Item 3.01. | Notice of Delisting or Failure to Satisfy a Continued Listing Rule or Standard; Transfer of Listing. |
As previously disclosed in the TuSimple Holdings Inc. (the “Company”) Notification of Late Filing on Form 12b-25, filed with the Securities and Exchange Commission (“SEC”) on November 15, 2022, the Company has determined that it is unable, without unreasonable effort or expense, to file its Quarterly Report on Form 10-Q for the fiscal quarter ended September 30, 2022 (the “Form 10-Q”) by the prescribed due date because the Company requires additional time to finalize the Form 10-Q in light of the changes to the Company’s board of directors and Chief Executive Officer on November 10, 2022, as disclosed on the Company’s Form 8-K filed with the SEC on the same date.
On November 17, 2022, the Company received a notice (the “Notice”) from The Nasdaq Stock Market LLC (“Nasdaq”) indicating that, as a result of not having timely filed the Form 10-Q with the SEC, the Company is not in compliance with Nasdaq Listing Rule 5250(c)(1) (the “Listing Rule”), which requires timely filing of all required periodic financial reports with the SEC.
The Notice indicated that the Company can regain compliance with the Listing Rule at any time prior to January 16, 2023 by filing the Form 10-Q. If the Company fails to file the Form 10-Q by such date, the Company may submit a plan to regain compliance with the Listing Rule prior to such date and, following receipt of such plan, Nasdaq may grant an extension of 180 calendar days from the Form 10-Q due date, or until May 15, 2023, for the Company to regain compliance.

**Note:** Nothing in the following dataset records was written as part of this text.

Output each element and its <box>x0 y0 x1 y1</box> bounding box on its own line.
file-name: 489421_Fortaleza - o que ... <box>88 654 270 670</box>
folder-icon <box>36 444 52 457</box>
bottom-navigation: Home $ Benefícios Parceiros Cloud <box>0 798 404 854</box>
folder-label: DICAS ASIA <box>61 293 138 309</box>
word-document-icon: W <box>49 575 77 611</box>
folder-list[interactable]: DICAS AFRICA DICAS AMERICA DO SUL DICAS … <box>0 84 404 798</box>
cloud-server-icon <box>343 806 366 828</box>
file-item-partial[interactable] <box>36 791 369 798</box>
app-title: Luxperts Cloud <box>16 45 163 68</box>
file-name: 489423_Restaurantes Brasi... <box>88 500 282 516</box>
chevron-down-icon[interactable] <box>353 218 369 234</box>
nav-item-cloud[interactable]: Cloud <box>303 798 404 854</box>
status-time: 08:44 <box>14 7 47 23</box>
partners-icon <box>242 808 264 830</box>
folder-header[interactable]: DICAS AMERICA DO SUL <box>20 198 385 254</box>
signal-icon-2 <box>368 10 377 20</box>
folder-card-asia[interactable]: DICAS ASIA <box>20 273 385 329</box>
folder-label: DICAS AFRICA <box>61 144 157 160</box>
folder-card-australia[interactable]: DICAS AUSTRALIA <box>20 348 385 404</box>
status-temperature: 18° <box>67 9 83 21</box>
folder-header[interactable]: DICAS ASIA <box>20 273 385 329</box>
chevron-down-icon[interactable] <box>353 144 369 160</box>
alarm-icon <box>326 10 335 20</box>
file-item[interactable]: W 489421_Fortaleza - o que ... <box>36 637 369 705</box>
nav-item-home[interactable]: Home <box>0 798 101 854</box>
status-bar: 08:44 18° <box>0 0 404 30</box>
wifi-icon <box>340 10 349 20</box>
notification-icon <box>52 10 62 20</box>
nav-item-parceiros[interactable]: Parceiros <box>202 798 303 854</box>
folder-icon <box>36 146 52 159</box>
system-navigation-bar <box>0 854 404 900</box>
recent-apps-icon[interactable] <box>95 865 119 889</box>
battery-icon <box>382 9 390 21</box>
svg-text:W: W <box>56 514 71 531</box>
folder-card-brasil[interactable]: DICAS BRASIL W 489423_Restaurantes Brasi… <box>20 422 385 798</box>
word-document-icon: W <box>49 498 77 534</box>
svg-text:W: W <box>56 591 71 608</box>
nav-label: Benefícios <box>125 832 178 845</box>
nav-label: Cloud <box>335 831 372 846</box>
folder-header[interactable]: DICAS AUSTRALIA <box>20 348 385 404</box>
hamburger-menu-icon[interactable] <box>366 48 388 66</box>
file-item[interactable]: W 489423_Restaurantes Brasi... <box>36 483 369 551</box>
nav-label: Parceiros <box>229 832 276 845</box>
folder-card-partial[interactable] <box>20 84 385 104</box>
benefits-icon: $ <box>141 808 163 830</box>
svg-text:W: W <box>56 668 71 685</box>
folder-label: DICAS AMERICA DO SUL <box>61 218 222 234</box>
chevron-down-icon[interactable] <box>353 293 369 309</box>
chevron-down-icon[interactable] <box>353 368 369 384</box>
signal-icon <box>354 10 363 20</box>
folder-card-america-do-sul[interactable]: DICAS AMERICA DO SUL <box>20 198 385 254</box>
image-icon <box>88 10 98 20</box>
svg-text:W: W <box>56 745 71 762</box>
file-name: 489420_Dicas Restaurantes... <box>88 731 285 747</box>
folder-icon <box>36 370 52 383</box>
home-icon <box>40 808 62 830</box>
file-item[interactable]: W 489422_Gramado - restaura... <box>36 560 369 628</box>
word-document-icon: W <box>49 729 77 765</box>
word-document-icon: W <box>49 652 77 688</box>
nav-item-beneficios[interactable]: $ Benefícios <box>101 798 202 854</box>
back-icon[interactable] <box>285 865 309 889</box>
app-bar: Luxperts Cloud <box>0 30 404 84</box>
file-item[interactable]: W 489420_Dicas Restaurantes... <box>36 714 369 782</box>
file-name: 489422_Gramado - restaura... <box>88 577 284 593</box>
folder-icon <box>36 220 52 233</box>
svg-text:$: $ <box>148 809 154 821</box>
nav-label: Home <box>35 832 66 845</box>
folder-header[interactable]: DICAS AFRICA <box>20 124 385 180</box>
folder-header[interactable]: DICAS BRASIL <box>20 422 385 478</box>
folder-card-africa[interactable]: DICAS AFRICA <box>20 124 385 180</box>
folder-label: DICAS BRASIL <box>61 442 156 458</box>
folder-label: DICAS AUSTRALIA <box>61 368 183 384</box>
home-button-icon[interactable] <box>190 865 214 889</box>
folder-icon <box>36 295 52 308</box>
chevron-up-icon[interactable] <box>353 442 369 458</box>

While the Company can provide no assurances as to timing, the Company plans to file the Form 10-Q as soon as practicably possible to regain compliance with the Listing Rule.
Item 4.01. | Changes in Registrant’s Certifying Accountant. |
KPMG LLP (“KPMG”) was previously the Company’s principal accountants. On November 17, 2022, KPMG resigned as the Company’s principal accountants, effective immediately.
During the two fiscal years ended December 31, 2021, and the subsequent interim period through November 17, 2022, there were no: (1) disagreements with KPMG on any matter of accounting principles or practices, financial statement disclosure or auditing scope or procedures, which disagreements if not resolved to the satisfaction of KPMG, would have caused them to make reference to the disagreement in their opinion to the subject matter of the disagreement, or (2) “reportable events” as that term is defined in Item 304(a)(1)(v) of Regulation S-K, except that KPMG advised the Company of the following material weakness: As of December 31, 2020, the Company had a lack of appropriately designed and implemented controls over the review and approval of manual journal entries (including consolidation entries) and the related supporting journal entry calculation.
KPMG’s audit reports on the Company’s consolidated financial statements as of and for the years ended December 31, 2021 and 2020 did not contain any adverse opinion or disclaimer of opinion, nor were they qualified or modified as to uncertainty, audit scope or accounting principles.
The Company provided KPMG with a copy of this Current Report on Form 8-K (this “Form 8-K”) prior to the time this Form 8-K was filed with the SEC and requested that KPMG furnish the Company with a letter addressed to the SEC, stating whether it agrees with the statements made by the Company in response to Item 304(a) of Regulation S-K in this Form 8-K and, if not, stating the respects in which it does not agree.